Concernant les réseaux sociaux, le parti veut pouvoir générer des vidéos, organiser des ripostes ou répondre aux fake news très rapidement. "Il s’agit d’utiliser l’Intelligence artificielle pour jouer à armes égales avec les extrêmes qui sont par nature favorisés sur les réseaux sociaux", argumente-t-on chez Renaissance.
Sans craindre d’être accusé de donner dans le marketing, les équipes de Gabriel Attal y voient au contraire une marque de fabrique : "ça colle parfaitement avec ce qu’il veut porter pendant la campagne : la modernité, être capable de comprendre son époque".
Miser sur les innovations de la Tech, c’est un grand classique des campagnes présidentielles. En 2017, Emmanuel Macron, qui s’inspirait lui aussi d’Obama, avait fait appel à une start-up spécialisée.
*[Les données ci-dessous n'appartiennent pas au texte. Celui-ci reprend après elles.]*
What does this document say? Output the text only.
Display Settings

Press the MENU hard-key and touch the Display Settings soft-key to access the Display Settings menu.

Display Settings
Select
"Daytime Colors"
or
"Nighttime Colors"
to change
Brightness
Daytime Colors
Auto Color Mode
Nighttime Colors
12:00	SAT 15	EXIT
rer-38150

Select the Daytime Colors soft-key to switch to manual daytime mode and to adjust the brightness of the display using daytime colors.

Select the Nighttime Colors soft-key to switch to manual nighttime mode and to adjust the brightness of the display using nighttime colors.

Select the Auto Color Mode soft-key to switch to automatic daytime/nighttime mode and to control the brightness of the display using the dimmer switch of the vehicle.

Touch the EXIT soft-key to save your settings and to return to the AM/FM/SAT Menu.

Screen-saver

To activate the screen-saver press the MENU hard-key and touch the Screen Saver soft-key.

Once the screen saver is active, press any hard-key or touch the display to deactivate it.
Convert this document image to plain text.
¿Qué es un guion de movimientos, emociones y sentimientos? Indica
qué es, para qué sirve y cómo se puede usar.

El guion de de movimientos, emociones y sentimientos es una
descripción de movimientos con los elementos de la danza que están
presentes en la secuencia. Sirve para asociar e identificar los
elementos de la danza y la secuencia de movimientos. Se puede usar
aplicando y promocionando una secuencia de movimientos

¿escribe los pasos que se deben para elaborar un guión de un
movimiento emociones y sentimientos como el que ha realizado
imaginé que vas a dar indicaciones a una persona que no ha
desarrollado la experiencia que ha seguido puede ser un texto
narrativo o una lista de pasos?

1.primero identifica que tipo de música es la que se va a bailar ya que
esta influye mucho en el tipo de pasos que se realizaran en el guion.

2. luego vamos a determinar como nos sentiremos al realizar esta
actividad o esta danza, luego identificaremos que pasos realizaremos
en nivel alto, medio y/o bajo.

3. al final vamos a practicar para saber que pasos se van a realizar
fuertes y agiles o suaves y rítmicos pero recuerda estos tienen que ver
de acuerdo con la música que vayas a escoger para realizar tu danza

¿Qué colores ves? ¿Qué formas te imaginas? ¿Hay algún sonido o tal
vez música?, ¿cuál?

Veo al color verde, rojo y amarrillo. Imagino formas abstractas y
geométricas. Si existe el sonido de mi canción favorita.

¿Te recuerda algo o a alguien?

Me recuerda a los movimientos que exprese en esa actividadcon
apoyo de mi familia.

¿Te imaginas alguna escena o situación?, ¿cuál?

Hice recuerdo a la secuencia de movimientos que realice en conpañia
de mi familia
Cette fois encore, d’autres partis concoctent aussi leurs outils numériques – le RN, par exemple, a son logiciel.
Gabriel Attal met, en tout cas, le paquet. Et ses moyens sont très conséquent, après la vente du QG du parti. Actuellement, cinq salariés, épaulés par une start-up extérieure, soit une dizaine de personnes en tout, travaillent à développer cette plateforme. Renaissance prévoit d’en recruter "trois ou quatre de plus". A terme, hors salariés et meetings de campagne, l’IA sera le plus gros budget du parti.
Les équipes se donnent six mois pour expérimenter et finaliser ces outils, avec entre-temps des "crash-tests" lors des municipales de mars. L’idée étant d’être opérationnel en septembre 2026. Tout est planifié.